The following code snippet demonstrates a process for forecasting sales data using an LSTM neural network in TensorFlow. It begins by filtering and preprocessing sales data for unique product packs, normalizing the data, and then creating a dataset with a specified number of time steps to be used for training and testing the LSTM model. Finally, the model is built, compiled, and fitted with the training data, followed by predictions on the test set, with the performance evaluated using the root mean squared error (RMSE) metric for each product pack:
from tensorflow.keras.models import Sequential
from tensorflow.keras.layers import LSTM, Dense
# Function to prepare data for LSTM
def create_dataset(X, y, time_steps=1):
Xs, ys = [], []
for i in range(len(X) - time_steps):
v = X.iloc[i:(i + time_steps)].values
Xs.append(v)
ys.append(y.iloc[i + time_steps])
return np.array(Xs), np.array(ys)
unique_ct2_packs = all_data['CT2_pack'].unique()
for ct2_pack in unique_ct2_packs:
# Filter and preprocess data
sales_data = all_data[all_data['CT2_pack'] == ct2_pack]
sales_data = sales_data.rename(columns={'months': 'ds', 'sales': 'y'})
sales_data['ds'] = pd.to_datetime(sales_data['ds']) + MonthEnd(1)
# Normalize the data
scaler = MinMaxScaler(feature_range=(0, 1))
sales_data_scaled = scaler.fit_transform(sales_data[['y']])
# Preparing dataset for LSTM
time_steps = 12
X, y = create_dataset(pd.DataFrame(sales_data_scaled), pd.DataFrame(sales_data_scaled), time_steps)
# Keeping the last 6 months for testing
train_size = len(X) - 6
X_train, X_test = X[:train_size], X[-6:]
y_train, y_test = y[:train_size], y[-6:]
# Build LSTM model
model = Sequential([
LSTM(50, activation='relu', input_shape=(time_steps, 1)),
Dense(1)
])
model.compile(optimizer='adam', loss='mean_squared_error')
# Fit model
model.fit(X_train, y_train, epochs=200, batch_size=32, verbose=0)
# Predict
y_pred = model.predict(X_test)
y_test_inv = scaler.inverse_transform(y_test)

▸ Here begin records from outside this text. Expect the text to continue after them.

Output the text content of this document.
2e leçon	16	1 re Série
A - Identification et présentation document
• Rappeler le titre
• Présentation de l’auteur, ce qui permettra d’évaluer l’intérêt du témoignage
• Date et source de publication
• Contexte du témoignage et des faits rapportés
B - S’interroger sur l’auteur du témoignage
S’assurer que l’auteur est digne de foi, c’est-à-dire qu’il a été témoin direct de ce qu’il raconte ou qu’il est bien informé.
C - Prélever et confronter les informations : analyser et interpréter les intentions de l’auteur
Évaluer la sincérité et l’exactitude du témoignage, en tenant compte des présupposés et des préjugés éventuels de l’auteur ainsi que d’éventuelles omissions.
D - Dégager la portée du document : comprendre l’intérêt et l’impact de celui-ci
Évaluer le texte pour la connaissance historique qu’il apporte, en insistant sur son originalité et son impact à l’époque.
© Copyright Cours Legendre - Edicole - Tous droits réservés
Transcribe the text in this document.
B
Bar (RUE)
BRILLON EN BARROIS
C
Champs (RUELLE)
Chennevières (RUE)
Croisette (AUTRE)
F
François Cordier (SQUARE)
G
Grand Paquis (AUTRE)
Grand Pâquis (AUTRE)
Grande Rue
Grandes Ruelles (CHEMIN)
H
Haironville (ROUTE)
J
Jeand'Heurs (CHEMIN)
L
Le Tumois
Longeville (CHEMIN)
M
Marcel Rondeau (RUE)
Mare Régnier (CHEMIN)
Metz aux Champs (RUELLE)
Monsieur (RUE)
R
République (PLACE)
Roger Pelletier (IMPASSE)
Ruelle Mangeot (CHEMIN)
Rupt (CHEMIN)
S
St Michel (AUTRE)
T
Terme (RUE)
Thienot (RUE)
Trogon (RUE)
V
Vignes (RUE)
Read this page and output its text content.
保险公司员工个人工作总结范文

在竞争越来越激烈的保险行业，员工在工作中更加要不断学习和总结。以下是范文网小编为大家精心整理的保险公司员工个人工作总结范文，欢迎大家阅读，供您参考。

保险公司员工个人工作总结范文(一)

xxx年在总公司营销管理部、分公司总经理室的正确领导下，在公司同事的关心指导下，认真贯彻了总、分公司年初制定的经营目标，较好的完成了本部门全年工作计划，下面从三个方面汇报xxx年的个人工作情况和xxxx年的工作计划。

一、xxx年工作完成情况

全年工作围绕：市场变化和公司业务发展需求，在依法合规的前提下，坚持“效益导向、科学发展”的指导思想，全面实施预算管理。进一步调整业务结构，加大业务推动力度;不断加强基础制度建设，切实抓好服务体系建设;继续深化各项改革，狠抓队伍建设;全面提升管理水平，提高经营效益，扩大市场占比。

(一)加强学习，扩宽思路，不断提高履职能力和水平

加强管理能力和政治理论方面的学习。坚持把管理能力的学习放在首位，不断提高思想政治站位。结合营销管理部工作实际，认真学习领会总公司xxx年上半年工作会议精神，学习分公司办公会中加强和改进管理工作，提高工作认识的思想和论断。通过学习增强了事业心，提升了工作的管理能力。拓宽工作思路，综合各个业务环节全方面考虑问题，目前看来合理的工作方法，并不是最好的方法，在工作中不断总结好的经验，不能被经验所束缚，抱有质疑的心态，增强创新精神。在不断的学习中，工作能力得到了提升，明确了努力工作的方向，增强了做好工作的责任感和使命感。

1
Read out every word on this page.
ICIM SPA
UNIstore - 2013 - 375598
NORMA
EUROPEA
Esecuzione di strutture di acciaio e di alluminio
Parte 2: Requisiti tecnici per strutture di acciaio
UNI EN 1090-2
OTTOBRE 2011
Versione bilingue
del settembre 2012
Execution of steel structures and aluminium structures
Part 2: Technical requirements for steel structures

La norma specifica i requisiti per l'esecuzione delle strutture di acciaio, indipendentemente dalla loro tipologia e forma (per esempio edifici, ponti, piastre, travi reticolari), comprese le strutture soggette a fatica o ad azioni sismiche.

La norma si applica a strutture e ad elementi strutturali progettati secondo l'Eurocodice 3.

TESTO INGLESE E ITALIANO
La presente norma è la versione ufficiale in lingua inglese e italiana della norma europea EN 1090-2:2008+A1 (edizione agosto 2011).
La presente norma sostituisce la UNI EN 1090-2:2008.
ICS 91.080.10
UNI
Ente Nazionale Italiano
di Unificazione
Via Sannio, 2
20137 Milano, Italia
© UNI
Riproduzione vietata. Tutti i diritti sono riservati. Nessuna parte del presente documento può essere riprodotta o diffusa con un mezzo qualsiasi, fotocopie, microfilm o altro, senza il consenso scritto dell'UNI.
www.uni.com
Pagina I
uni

y_pred_inv = scaler.inverse_transform(y_pred)
# Calculate metrics
mse = mean_squared_error(y_test_inv, y_pred_inv)
rmse = np.sqrt(mse)
# Print metrics
print(f'RMSE for {ct2_pack} using LSTM: {rmse:.2f}')
# Plotting the results
plt.figure(figsize=(10, 6))
plt.plot(range(len(y)), scaler.inverse_transform(y), label="True", alpha=0.75)
plt.plot(range(len(y_train), len(y)), y_test_inv.flatten(), marker='.', label="Actual")
plt.plot(range(len(y_train), len(y)), y_pred_inv.flatten(), 'r', label="Predicted")
plt.ylabel('Sales')
plt.xlabel('Time Step')
plt.legend()
plt.show()
RMSE values for the product by models including LSTM look like this:
Product | SARIMA (RMSE) | Exponential Smoothing (RMSE) | LSTM (RMSE) |
---|---|---|---|
1 Day Acuvue Moist (30) | 293.72 | 183.69 | 133.45 |
Air Optix For Astigmatism (3) | 1.05 | 29.76 | 1.62 |
Air Optix For Astigmatism (6) | 27.46 | 19.66 | 22.07 |
Air Optix plus HydraGlyde (3) | 42.58 | 42.6 | 51.02 |
Air Optix plus HydraGlyde (6) | 40.6 | 67.59 | 138.31 |
Air Optix plus HydraGlyde for Astigmatism (3) | 41.23 | 39.55 | 32.12 |
Biofinity (3) | 641.56 | 573.33 | 1538.74 |
Biofinity (6) | 853.41 | 750.15 | 965.48 |
Dailies AquaComfort Plus (30) | 25.37 | 26.36 | 37.65 |
Dailies AquaComfort Plus (90) | 114.97 | 59.44 | 121.58 |
Focus Dailies All Day Comfort (30) | 18.84 | 9.94 | 8.09 |
OPTI-FREE Express (355 ml) | 186.21 | 90 | 79.27 |
Systane Ultra (10 ml) | 109.16 | 109.07 | 82.11 |
We can conclude that LSTM does not excel over the other 2 traditional models.